Instruksi itu mengirimkan gelombang bisikan di antara para selir, suara mereka campuran antara kegembiraan dan kecemasan. Hati Isabella tenggelam saat dia menangkap potongan-potongan percakapan mereka, nada mengejek mengirimkan rasa dingin ke tulang belakangnya.
"Mungkin Raja akan memilih salah satu dari kita untuk dibagikan dengan Duke," seorang gadis terkikik, kata-katanya penuh dengan sarkasme. "Aku bertaruh itu akan menjadi Bella! Raja harus membagikannya dengan Duke dan seluruh rombongannya… Termasuk kuda-kudanya!"
Isabella mengepalkan tinjunya, rahangnya mengeras dengan tekad saat dia berusaha mengabaikan ejekan itu. "Mereka hanya mencoba mengusikmu," bisik Alicent, suaranya lembut menenangkan. "Jangan biarkan mereka mempengaruhimu."

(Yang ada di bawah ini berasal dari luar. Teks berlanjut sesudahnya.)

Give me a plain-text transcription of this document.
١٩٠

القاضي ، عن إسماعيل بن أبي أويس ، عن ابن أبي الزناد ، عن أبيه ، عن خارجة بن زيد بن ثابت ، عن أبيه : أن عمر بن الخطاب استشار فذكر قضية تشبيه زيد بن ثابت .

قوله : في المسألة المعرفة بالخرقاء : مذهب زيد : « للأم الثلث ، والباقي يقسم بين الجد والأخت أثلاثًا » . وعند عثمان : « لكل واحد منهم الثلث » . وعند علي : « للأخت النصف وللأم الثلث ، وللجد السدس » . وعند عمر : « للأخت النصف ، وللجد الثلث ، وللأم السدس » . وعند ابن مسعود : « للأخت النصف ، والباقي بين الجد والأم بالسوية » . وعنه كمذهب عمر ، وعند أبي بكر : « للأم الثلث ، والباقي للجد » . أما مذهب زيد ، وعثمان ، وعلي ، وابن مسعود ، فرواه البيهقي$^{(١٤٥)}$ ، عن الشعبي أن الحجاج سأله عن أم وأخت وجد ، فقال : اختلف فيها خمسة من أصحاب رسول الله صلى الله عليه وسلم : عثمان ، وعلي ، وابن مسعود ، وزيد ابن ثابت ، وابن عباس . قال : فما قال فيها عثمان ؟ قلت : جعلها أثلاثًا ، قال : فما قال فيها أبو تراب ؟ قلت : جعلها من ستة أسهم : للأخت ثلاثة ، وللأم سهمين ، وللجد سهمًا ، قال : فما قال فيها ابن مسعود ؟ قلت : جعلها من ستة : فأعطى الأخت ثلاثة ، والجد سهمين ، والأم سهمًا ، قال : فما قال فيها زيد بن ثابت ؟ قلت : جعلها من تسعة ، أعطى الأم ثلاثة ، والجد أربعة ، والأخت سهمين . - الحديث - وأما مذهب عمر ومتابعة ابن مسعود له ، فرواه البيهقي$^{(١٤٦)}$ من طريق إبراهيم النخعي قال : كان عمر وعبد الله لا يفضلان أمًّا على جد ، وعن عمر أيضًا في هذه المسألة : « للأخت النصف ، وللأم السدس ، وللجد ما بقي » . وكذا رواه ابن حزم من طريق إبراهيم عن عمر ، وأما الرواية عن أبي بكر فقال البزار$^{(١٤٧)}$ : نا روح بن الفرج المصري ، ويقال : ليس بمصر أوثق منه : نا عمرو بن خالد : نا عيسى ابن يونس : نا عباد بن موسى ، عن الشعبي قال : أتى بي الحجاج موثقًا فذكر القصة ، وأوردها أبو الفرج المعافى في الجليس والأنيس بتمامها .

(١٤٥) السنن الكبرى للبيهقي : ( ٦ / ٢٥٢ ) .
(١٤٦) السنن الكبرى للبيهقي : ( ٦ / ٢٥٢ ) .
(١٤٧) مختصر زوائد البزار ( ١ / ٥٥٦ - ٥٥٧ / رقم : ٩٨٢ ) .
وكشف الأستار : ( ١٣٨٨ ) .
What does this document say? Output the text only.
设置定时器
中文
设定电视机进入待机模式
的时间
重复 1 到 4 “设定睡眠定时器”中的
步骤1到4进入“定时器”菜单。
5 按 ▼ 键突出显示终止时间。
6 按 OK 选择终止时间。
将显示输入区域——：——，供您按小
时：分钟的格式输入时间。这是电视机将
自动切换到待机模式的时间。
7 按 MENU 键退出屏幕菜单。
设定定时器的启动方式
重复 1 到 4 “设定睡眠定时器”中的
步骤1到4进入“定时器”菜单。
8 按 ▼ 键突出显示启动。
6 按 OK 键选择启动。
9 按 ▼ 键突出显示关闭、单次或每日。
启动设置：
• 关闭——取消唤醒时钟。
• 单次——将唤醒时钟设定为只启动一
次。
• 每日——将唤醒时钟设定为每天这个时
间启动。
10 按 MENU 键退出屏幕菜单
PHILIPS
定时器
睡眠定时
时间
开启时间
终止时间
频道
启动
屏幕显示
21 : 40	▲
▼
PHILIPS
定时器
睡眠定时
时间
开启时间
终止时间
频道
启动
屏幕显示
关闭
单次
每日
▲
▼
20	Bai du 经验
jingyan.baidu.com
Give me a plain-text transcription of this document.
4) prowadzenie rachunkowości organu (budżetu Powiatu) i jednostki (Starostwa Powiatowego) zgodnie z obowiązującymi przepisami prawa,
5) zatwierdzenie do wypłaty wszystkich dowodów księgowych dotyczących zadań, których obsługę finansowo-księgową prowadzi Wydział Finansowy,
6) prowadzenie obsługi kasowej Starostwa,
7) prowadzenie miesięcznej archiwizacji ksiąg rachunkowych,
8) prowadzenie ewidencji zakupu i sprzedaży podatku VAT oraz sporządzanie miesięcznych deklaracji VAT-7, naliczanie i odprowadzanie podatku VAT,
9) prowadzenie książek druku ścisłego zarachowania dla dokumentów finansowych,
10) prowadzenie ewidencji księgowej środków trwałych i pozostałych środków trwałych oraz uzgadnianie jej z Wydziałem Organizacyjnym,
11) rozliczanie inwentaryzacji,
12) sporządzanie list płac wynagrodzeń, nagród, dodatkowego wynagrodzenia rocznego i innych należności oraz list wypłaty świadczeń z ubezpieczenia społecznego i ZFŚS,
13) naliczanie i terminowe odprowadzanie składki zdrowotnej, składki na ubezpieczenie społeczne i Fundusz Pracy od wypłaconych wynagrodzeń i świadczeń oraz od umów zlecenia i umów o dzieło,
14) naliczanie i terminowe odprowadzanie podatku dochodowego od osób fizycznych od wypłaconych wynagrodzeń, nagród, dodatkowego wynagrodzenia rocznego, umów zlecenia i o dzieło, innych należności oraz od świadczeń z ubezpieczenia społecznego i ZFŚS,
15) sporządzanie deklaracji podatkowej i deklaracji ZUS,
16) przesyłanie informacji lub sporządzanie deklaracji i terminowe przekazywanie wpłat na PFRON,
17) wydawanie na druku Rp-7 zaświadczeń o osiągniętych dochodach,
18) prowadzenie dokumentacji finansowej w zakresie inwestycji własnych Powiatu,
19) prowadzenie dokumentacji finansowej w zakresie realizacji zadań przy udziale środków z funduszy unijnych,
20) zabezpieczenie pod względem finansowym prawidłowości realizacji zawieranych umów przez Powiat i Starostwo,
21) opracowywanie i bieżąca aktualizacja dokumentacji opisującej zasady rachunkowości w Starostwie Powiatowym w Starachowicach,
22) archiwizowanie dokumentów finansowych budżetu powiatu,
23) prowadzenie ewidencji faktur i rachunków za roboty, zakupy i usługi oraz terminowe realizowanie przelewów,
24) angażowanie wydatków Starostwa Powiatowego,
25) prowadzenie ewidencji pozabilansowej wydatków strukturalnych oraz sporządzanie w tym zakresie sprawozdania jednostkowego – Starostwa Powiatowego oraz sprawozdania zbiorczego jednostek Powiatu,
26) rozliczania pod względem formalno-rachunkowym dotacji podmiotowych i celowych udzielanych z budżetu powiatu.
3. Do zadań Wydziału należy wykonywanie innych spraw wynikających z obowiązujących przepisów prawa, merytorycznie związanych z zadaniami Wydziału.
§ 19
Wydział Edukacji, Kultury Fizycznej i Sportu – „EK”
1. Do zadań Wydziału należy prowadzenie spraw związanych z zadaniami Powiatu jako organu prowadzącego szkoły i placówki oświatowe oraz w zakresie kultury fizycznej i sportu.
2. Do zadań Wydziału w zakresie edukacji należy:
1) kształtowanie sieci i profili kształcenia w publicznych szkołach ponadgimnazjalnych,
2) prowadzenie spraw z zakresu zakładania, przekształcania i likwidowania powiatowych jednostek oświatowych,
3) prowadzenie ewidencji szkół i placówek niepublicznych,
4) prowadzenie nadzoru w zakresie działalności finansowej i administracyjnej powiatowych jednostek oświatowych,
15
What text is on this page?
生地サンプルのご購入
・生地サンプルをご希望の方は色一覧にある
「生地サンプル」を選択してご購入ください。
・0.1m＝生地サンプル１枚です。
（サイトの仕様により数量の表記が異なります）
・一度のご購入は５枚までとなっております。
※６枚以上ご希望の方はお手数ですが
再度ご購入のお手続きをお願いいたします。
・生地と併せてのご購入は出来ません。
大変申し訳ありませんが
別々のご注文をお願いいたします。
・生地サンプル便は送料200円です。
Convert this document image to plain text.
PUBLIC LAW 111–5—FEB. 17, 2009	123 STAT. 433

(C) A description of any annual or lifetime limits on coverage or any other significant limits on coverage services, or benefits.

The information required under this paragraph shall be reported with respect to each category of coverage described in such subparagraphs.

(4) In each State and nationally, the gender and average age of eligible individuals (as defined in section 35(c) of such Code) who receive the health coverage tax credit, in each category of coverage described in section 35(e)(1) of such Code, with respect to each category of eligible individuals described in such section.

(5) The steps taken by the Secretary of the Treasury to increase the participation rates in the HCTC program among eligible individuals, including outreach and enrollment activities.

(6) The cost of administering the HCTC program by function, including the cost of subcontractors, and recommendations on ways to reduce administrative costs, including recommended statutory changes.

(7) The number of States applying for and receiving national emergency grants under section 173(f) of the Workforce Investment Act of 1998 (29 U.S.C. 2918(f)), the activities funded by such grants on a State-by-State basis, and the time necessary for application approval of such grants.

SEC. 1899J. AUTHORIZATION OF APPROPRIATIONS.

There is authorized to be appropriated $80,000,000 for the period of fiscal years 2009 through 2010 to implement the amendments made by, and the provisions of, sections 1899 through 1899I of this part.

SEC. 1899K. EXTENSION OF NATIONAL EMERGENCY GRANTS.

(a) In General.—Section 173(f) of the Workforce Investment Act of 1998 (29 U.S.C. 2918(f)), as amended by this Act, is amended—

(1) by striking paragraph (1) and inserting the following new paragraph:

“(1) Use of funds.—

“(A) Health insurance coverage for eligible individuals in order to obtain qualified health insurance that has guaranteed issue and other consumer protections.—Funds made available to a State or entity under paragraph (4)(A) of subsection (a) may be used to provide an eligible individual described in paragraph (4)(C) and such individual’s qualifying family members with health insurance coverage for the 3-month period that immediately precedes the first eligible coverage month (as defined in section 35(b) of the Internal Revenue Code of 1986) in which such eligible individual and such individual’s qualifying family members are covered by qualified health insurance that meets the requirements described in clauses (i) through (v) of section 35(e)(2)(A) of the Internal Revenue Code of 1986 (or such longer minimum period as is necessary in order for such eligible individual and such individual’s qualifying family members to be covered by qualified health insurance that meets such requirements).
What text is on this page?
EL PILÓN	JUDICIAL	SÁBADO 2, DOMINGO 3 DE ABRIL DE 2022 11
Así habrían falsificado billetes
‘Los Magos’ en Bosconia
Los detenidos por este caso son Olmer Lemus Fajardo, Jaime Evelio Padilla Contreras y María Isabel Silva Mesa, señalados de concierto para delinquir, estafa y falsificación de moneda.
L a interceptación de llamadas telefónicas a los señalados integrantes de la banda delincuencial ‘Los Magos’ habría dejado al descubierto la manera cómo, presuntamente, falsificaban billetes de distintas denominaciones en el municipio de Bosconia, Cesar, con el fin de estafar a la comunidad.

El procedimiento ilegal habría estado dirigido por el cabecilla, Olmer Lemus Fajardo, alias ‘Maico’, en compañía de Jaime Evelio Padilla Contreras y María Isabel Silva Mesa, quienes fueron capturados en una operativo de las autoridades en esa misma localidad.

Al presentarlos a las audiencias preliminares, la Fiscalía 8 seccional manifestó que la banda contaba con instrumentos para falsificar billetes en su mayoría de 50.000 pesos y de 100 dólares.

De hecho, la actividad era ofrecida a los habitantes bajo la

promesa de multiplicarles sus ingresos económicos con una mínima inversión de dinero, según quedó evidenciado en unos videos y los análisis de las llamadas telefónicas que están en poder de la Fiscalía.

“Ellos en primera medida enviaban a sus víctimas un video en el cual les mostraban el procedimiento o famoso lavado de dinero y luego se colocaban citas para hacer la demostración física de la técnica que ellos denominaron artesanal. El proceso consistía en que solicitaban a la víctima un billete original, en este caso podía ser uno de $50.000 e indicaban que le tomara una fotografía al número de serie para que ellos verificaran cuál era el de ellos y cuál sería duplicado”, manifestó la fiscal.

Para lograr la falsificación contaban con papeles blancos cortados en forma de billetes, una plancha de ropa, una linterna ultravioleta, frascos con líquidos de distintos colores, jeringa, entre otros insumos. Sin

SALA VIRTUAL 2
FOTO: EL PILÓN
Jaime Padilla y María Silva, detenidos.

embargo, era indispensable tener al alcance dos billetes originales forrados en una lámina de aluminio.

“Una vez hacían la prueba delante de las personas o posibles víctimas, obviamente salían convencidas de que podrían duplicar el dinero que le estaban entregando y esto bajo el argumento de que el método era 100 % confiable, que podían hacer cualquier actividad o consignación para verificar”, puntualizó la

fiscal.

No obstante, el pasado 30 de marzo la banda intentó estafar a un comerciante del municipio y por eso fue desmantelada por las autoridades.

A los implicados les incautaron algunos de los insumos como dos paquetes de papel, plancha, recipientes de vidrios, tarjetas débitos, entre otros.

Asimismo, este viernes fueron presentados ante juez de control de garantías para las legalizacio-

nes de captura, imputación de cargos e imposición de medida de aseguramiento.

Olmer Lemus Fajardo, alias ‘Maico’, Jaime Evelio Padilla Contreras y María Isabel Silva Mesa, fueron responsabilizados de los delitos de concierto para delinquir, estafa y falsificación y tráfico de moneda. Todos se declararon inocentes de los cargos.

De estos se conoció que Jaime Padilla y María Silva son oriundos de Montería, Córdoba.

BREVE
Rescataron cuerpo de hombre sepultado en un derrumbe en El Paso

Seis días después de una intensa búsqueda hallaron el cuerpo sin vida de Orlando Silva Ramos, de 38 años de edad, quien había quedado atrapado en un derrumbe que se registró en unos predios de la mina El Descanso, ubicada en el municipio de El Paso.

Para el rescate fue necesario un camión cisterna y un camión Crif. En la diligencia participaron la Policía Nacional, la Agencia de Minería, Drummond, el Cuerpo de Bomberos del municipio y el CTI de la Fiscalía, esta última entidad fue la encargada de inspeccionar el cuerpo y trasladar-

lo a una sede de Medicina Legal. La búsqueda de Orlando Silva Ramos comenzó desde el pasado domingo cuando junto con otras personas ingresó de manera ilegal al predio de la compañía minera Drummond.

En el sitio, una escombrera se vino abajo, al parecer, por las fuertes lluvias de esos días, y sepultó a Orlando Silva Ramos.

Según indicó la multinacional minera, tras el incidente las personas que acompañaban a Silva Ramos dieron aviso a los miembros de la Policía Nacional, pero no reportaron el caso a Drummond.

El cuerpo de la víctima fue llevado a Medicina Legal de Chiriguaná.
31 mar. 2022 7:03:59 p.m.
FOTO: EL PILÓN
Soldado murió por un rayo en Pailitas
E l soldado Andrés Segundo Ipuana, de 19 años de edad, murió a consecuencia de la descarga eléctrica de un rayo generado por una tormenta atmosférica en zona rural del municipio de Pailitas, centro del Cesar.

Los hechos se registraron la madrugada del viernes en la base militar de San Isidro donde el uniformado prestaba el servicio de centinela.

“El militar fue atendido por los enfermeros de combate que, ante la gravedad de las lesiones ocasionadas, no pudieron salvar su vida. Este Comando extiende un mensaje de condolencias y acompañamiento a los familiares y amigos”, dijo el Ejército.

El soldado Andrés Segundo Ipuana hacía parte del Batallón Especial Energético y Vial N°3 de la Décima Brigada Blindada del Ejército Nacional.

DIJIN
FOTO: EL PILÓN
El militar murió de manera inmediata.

Namun, meskipun kata-kata dorongan dari Alicent, Isabella tidak bisa menghilangkan rasa tidak nyaman yang menggerogoti dirinya. Pikirannya tentang dipamerkan di depan Duke, atau lebih buruk lagi, dipilih untuk menghibur dia dan rombongannya, membuatnya merasa mual—dia, lebih dari siapa pun, tahu betapa sakit dan kejamnya Raja Naga itu.
Raja Naga duduk di atas tahtanya yang megah, memancarkan aura otoritas yang tampaknya memenuhi seluruh ruangan. Di kedua sisinya berdiri empat belas selirnya, diatur dalam tampilan kecantikan dan kepatuhan yang diatur dengan hati-hati.
Isabella mengambil tempatnya di sisi kiri singgasana, berada di anak tangga paling bawah yang mengarah ke kursi Raja. Lady Dara, pendamping kesayangan Raja, menempati posisi yang menonjol tepat di samping singgasana, kepalanya bersandar lembut di lutut Raja sementara tangannya digenggam erat dengan penuh kasih.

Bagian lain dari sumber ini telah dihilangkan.